3. Robben dreht die Zeit zurück
So schwach Benfica auch war, so schön war das Gefühl, dass Arjen Robben die Zeit um einige Jahre zurückdrehte. Seine Dribblings, sein Wille, seine Mentalität und seine Tore erinnerten stark an seine besten Zeiten. Natürlich muss er diese Qualitäten erst wieder konstant nachweisen, aber es besteht die Hoffnung, dass es tatsächlich die fehlende Frische war, die seine Leistungen in der jüngeren Vergangenheit rechtfertigte.
Gegen Benfica machte er jedenfalls ein tolles Spiel. Diesen Robben kann der FC Bayern in dieser Spielzeit gut gebrauchen. Nicht nur deshalb, weil er wichtige Tore schießt und sportlich wertvoll sein kann. Vor allem deshalb, weil er voran ging und ein wichtiges Signal an seine Mitspieler sendete. Vielleicht sollte Miasanrot aber auch einfach häufiger Spieler des FC Bayern interviewen. Wir hätten da schon ein paar Ideen …
4. Alles wieder toll!
Der FC Bayern gewinnt souverän und deutlich? Dann ist ja alles wieder gut. Breitner darf wieder auf die Ehrentribüne, Kovač wird freudestrahlend verkünden, dass er hochzufrieden ist und mit Robben wird direkt um ein Jahr verlängert. Auf der Jahreshauptversammlung wird man sich die Hände schütteln und gegenseitig beglückwünschen, dass die schwerste Phase des Umbruchs nun geschafft ist.

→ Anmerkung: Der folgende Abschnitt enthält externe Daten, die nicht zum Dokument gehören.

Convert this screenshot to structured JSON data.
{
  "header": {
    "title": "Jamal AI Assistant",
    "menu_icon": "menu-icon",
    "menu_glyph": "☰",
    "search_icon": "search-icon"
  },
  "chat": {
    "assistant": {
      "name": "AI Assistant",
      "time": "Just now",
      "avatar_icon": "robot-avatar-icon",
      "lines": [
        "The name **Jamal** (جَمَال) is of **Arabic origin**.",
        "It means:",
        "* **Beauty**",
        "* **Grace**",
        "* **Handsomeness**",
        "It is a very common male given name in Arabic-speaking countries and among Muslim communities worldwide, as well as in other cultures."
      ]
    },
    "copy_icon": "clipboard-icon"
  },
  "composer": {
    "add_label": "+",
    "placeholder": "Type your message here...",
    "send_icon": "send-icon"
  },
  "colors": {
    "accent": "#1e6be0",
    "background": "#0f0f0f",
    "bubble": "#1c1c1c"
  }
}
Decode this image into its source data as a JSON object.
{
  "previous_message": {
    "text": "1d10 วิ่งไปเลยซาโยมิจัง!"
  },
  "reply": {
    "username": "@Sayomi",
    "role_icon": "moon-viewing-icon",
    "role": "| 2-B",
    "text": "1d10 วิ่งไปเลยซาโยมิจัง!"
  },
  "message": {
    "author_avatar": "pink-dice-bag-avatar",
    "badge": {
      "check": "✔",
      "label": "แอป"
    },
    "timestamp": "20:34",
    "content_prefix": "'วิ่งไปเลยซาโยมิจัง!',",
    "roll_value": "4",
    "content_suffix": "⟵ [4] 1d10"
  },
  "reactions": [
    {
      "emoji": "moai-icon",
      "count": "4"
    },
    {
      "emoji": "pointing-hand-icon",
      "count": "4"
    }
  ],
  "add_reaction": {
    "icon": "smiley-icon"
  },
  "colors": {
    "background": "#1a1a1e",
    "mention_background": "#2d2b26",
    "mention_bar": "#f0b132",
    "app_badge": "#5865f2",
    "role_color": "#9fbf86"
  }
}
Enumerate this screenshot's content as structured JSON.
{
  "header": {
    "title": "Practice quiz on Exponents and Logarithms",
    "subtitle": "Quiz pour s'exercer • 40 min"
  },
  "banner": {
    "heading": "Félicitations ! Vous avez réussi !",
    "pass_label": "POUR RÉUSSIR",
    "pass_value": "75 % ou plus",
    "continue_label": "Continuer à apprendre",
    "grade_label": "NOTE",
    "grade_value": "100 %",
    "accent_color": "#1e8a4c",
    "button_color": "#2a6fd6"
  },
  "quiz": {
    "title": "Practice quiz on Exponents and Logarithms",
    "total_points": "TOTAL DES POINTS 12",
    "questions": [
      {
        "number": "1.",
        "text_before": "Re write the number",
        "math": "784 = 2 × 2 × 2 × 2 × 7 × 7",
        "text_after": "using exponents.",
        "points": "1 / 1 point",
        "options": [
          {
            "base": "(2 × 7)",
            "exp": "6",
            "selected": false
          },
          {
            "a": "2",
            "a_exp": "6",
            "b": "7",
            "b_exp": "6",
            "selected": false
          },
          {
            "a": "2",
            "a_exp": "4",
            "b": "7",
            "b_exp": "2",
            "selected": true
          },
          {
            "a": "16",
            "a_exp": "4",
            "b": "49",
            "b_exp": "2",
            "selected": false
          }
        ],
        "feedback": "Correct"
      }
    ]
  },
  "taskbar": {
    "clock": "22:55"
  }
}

So ist es natürlich nicht. Auch gegen ein schwaches Benfica konnte man sehen, wo die taktischen Probleme liegen. Sollte Kovač weiterhin Trainer der Münchner bleiben, so darf dieser Sieg höchstens als erster kleiner Schritt verstanden werden. Die Einstellung war in den letzten Wochen nicht das Hauptproblem. Es ist die fehlende Idee, wie man Tore aus Ballbesitzphasen erzielen möchte. Fehlpässe, wenig Tiefe und Unterzahlsituationen waren auch an diesem Abend zu beobachten. Nur wurden diese Fehler diesmal nicht ausgenutzt.
Es bleibt deshalb zu hoffen, dass Hoeneß sein Versprechen einer Analyse nach dem Benfica-Spiel einlöst und alles hinterfragt wird. So schön das Gefühl ist, dass der FC Bayern endlich mal wieder einen souveränen Sieg einfahren konnte, so wichtig ist es, sich davon nicht blenden zu lassen. Dafür waren die Fortschritte an diesem Abend erneut viel zu gering. Immerhin bleibt für die Mannschaft das Gefühl, mal wieder ein Spiel von der ersten bis zur letzten Minute kontrolliert zu haben. Es war der hohe Sieg, den Robben sich bei uns im Interview wünschte. Doch ob das tatsächlich reicht, um einen Knoten platzen zu lassen, zeigt sich höchstwahrscheinlich schon in Bremen. Skepsis ist auch nach einem 5:1 erlaubt.